Tiller’s death rocked the reproductive rights community and led the federal government to dispatch U.S. marshals to protect doctors at other health centers. Six years later, it’s still dangerous to work at an abortion clinic. Incidences of stalking and harassment have been on the rise, and anti-abortion protests sometimes follow employees home to their private residences. In response, some abortion providers have resorted to wearing disguises or taking different routes to and from work. Others have left the profession.

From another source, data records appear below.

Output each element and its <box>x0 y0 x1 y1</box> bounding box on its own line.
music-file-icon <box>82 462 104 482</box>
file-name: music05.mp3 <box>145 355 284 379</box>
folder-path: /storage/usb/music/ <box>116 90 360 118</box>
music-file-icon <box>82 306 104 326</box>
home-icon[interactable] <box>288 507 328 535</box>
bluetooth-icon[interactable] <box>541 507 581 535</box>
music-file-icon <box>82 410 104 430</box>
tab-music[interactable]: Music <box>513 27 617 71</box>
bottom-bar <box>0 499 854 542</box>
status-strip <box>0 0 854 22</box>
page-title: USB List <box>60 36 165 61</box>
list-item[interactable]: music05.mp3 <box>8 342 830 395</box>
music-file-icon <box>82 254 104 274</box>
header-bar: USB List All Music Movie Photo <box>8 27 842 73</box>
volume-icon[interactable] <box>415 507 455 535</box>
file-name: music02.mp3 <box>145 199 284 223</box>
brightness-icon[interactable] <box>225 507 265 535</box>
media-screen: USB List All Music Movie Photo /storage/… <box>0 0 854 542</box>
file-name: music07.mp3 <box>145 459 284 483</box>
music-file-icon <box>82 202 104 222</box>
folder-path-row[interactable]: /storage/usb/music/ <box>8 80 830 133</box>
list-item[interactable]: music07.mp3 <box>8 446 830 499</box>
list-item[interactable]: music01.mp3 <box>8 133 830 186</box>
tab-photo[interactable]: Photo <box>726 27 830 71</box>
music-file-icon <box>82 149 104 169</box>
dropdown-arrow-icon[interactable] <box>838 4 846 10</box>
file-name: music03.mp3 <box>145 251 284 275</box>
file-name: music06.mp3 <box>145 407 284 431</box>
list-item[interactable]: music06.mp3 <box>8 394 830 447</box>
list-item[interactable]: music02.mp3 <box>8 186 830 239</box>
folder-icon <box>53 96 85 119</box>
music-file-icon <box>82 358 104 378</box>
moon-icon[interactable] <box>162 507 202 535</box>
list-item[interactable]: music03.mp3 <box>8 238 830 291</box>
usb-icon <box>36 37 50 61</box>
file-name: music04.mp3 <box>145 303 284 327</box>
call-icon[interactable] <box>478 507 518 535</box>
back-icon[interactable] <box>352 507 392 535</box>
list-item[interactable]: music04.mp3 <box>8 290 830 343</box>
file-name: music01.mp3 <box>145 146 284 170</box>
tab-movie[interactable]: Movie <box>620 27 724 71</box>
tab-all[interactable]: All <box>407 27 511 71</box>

Opponents of abortion also sometimes vandalize clinic buildings to prevent staff members from doing their jobs. Earlier this year, a masked intruder allegedly methodically destroyed security cameras at Mississippi’s last abortion clinic. And last year, an abortion clinic in Montana was forced to close after an anti-choice activist broke in and destroyed nearly everything inside; it still hasn’t been able to re-open, effectively ending abortion services altogether in Northwest Montana.

Update:

The suspect says that his friend made the explosive device and he didn’t mean to bring it into the clinic. Authorities now say they don’t believe he intended to harm anyone. But Burkhart says that she’s glad her security protocols were effective. “With what happened with him and other instances of violence across the country, we enacted security protocols,” she told CNN. “I’m very concerned that someone would come in the building with weapons.”